This week I was looking forward to Fury of Firestorm: The Nuclear Men #3 to continue my sort of regular feature as of late where I look at the science of a particular issue. However, after reading it I can say that there was almost no science in it worth mentioning (though there were a few things relating to policy surrounding science.) Without one of the regular DC science related titles coming through for me, one of the non-science focused titles did. Aquaman #3 had a fair amount of science in it (there are spoilers here of course)
Arthropods, Shellfish, and Pressure
The first series of panels here deals with the pods which the monsters use to capture and immobilize their prey. Interesting concept especially so that they keep them alive inside. There is actually a lot of science here. The concept of prey immobilization with a secreted substance is one which is related not to marine life but to spiders. Not all spiders do this but it is common enough that the predator will keep their meal alive but unable to escape. Incidentally, there are very few fish in the world which have a venomous bit or that use venom aggressively. One group of animals that does? Spiders. So are these things from the bottom of the ocean actually spiders? My answer is simple … how would I know? (but probably not, I will deal with that later.) There are other marine life that do this though, namely some shellfish (who are the most poisonous of animals). The pod itself is well conceived as well. This ties back into the liquid material they breathed in the movie the Abyss. It existed then and it exists now. In terms of water roughly speaking for every time you descend an extra thirty three feet you will experience an increase on one atmosphere of pressure. Pressure is directly related to volume when it comes to gases. So a SCUBA diver at 33 feet has twice as much air in his or her lungs than a person does at the surface. Of course a liquid will also react to this increase in pressure, just not as quickly and will be able to find equilibrium easier. Also as said later the pod is made of the same type of material that you would find in a deep sea diving suit. As opposed to SCUBA, these aim to actually protect from the outside with what is basically a suit of armour against the pressure. It still doesn’t stop the pressure completely, but the outside pressure is far less of a factor. Thus if you were to put pressure on something hard like that which was filled with fluid, it is likely that the thing inside would stay alive. Incidentally these monsters coming from the depths would require the ability to withstand a massive change in body pressure.
Verdict: Comic Science (but some really well thought out stuff).
I liked that they put this in here, but there are a few problems about this.
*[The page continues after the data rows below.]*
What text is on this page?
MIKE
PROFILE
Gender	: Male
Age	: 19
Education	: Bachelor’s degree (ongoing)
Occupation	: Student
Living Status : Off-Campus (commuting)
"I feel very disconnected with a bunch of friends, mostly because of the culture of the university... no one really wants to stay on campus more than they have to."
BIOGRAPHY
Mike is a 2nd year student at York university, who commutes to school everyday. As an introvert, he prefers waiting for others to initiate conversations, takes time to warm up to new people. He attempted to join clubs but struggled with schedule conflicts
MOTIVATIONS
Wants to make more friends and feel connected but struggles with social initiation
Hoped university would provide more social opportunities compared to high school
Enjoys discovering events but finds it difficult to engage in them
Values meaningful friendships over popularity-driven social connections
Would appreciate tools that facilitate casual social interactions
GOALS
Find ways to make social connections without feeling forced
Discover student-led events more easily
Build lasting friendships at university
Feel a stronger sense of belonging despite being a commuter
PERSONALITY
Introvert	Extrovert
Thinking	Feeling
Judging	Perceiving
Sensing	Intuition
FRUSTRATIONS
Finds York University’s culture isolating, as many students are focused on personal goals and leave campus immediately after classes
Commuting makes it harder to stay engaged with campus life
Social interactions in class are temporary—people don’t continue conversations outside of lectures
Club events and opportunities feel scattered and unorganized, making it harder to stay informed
First of all for Aquaman to ascertain that the things must be from the bottom of the ocean because they use bioluminescence is a bit of a stretch. Fireflies and glowworms are not from the bottom of the ocean after all. Also something which needs to consume 20 to 30 times its weight in food per day to function is pretty ridiculous. I am going to deal with evolution and the food web later in this analysis, but suffice to say anything that requires that much energy on daily basis is probably doomed to extinction. Also bioluminescence is not very energy consuming, for the firefly for example the amount used in its mating (which is what its used for) is of negligible value in the overall mating process. So these things are using bioluminescence to light rock concerts, or they just aren’t using that much energy.
Verdict: Bad Science
Laws of Motion and Properties of Gases
Incidentally someone asked me if I could do something on jumping recently, but I generally only take them as they come, but here it is. Characters that are able to leap large distances are kind of an oddity in comics. I think I remember reading somewhere once about how Superman, if he did jump over a building in a single bound, would create a shockwave that would likely level the building. Additionally the thing which hurts humans is not speed but rather acceleration and the ability to jump in such a manner would likely create a lot of damage to the internal organs of a human (though maybe not a superhuman.) From this vantage point though there is something wrong here. Jumping off in such a manner is going to require a lot of energy, by the laws of motion tell us for every action there is an equal and opposite reaction. So seeing as they started on a wooden boardwalk with the weight of three people (well two people and a monster) in one small area, chances are this is going to poke a hole through the wood, which while strong, likely couldn't handle that much force concentrated in one area. Also the two characters managed to jump simultaneously twice in the same issue, which seems pretty hard (though I guess Olympic divers do it). Although it is not in this issue, I was asked to look at jumping specifically as it relates to change in direction mid-air. I guess some comic book writers have written in the past that a character is stronger enough to change direction mid-air. This sort of doesn’t follow with the properties of gases. It has been a while since I took the chemistry of gases, but I think the number is something to the degree of gases being 95% nothing. In comparison to matter and liquid this essentially means that the friction you get from air is far less than that of other forms of matter. Skydivers can change direction in mid-air, but generally only by changing their body position and still the largest vector of direction involved is straight down. The strength it would require to flex your muscles to create enough friction with air to create a change in motion would likely create a shockwave that would kill everything is a significantly large radius.
Verdict: Bad science
Hydrothermal Vents, the Food Web and Evolution
I liked the reference to geothermal vents here. They represent an extreme to which life has found a way to live despite the harshness of the environment. While the animals found near a vent are pretty alien looking, they are of course still completely terrestrial in origin, that is to say that life didn’t originate there but originated up here. This ties this back into the spiders though, spiders would not have been one of the organisms capable of migrating to the bottom of the ocean for numerous reasons. Of course things evolve, and this is one of the driving factors of life. For a scientist to say that the monsters “are an entirely new chain of evolution” is kind of a ridiculous statement. Every species on this planet is an entirely new chain of evolution. When it comes to evolution though there are certain other mitigating factors. Evolution depends partially on the ability of a species to survive, and a species which essentially eats everything in its path is not going to survive. This is one of the fundamental aspects of the food web, everything needs to eat everything else in the right proportions or it simply will exhaust the food web and therefore starve. Of course, that is why these things have come to the surface world, but how they ever evolved into a monstrous like creature while consuming everything they see for an ability which is far too energy consuming (bioluminescence) really does not make all that much sense from a scientific perspective. I did appreciate this though as it talks about animals on the verge of extinction, which as an environmental science student I find to be of some importance.
Verdict: Comic Science
There it is, that is my longest one of these yet. There was a lot of science in here, which I applaud. Most of it was poorly represented or poorly conceived. Good thing the quality of the issue made up for it (Aquaman is one of the best series out there at the moment.)